Myth - Someone knows where the exchange rate is going

We don't know how many times people have asked for our opinion on where the Canada/US exchange rate is going. The resounding answer is we have no idea but in our view "A bird in the hand is better than 1.01 birds in the bush." First, as seen in the graph below, waiting for a better exchange rate has been the wrong thing to do over the past 33 years. Second, in 1971 who knew that this would be the case? It appears the record high closing rate for the Canadian dollar occurred on 8/31/57 and 10/31/59 at $1.05485, with the record low closing being set 1/18/2002 at $0.61989. For you history buffs, you can find a listing of historical exchange rates at the Bank of Canada.

There are a number of factors that influence Canadian/US exchange rates that make it impossible to predict where it is going with any consistency. The causes of currency exchange fluctuations are something economists love to talk about at parties. We claim limited knowledge in this area and offer you the following key factors that the experts agree influence the Canada/US exchange rate:

The difference in inflation rates between Canada and the US.
The difference in productivity performance.
The tax system and the tax burden imposed on the citizens of both countries.
The difference in interest rates.
The difference in non-energy commodity prices.
The difference in trade and current account balances.
The difference in fiscal balances.
The economic growth prospects of each country.
The political issues and political stability in each country.
The need to borrow money by each government.

With all of this economist jargon said, the bottom line is whichever currency is more desired by the world, that currency will enjoy a higher exchange rate. It is simple supply and demand and unfortunately, the world wants US dollars more than it wants Canadian dollars at this time. There are many things economists have theorized about to fix the problem including abandoning the floating currency and adopting the US currency wholesale, "pegging" the Canadian dollar to the US dollar or forming a North American "dollar" with the US and Mexico. We will leave all of this to the economists but the question to ask is "What do we do now?"

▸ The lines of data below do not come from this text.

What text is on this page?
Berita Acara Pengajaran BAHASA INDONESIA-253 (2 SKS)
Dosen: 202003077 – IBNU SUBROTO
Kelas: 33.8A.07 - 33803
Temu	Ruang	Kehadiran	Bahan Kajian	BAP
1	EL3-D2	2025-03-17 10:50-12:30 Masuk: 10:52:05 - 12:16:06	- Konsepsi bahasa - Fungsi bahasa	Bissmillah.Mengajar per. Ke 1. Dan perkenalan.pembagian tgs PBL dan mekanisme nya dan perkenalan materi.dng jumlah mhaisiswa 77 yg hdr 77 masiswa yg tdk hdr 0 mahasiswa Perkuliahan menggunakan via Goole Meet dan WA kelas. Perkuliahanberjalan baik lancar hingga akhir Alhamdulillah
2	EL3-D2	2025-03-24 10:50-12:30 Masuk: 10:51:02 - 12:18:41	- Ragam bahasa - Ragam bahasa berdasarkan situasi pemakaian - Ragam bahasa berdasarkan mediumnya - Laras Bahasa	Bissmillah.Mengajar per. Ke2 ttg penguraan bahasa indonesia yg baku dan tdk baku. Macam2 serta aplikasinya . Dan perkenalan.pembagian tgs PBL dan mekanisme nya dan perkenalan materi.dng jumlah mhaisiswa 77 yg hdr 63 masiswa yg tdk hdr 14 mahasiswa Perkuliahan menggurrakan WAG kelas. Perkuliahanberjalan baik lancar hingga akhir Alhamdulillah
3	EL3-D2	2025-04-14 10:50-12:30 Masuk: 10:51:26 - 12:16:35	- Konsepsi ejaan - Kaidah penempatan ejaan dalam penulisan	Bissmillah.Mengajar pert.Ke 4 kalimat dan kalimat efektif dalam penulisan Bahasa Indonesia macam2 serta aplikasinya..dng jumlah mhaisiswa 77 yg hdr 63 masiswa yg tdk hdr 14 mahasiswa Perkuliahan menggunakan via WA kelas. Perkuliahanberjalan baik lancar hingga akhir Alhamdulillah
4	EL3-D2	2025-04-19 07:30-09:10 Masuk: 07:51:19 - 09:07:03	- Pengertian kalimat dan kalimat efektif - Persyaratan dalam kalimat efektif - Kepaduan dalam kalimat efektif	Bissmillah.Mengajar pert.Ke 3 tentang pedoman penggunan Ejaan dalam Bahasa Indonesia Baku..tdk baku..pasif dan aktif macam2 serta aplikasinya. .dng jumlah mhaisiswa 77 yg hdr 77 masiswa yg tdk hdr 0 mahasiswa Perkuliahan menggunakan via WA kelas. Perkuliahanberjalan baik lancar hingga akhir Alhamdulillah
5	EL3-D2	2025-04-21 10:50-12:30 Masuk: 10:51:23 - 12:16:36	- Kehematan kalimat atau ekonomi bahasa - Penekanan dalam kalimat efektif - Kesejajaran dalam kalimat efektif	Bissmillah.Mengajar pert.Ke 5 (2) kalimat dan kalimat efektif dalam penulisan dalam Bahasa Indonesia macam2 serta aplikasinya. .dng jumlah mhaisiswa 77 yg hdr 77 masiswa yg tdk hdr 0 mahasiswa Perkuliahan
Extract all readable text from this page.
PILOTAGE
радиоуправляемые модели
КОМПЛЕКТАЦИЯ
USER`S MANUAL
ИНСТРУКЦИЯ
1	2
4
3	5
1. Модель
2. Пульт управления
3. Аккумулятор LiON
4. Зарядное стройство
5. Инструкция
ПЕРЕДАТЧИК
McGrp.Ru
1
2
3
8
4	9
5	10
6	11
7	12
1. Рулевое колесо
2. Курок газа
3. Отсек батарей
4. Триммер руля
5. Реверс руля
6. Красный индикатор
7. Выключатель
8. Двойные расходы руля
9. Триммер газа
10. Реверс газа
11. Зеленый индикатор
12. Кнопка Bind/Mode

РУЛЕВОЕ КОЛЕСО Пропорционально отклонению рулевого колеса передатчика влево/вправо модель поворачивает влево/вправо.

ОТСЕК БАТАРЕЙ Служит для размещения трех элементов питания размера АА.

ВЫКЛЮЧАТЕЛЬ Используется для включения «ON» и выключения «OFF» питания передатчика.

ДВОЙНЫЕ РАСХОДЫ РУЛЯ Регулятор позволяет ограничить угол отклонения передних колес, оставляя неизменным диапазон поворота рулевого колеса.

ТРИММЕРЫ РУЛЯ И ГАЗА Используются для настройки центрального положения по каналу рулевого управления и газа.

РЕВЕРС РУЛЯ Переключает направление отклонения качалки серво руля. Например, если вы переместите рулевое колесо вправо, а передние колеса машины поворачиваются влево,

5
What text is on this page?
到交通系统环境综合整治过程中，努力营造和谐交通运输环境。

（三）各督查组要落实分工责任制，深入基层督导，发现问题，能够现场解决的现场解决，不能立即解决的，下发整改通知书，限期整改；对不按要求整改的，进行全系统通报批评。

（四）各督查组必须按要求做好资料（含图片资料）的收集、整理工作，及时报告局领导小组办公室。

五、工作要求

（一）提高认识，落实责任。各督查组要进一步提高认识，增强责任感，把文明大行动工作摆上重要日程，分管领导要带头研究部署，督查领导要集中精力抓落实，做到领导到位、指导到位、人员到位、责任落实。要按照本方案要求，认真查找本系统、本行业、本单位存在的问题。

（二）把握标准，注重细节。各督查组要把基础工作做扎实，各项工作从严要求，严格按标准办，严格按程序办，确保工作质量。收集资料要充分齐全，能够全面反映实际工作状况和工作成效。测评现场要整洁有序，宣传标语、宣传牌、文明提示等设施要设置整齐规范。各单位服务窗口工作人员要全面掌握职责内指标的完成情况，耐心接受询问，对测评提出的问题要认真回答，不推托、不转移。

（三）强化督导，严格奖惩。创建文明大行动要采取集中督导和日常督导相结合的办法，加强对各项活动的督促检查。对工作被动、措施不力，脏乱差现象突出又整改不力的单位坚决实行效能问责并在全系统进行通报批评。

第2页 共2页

If you have a need for US dollars into the future, be sure you have US dollars available and quit "currency speculating" on where the exchange rate is going to go. Likewise, if you have a need for Canadian dollars into the future, be sure you keep some Canadian dollars to meet that need. We have seen folks devastate their US retirement plans because they decided to currency speculate and leave their money in Canadian dollars when they had an on-going permanent need for US dollars. They have watched their retirement nest eggs decline significantly and keep hoping for the Canadian dollar to bounce back. What a way to spend your retirement . . . glued to the newspaper watching the exchange rates!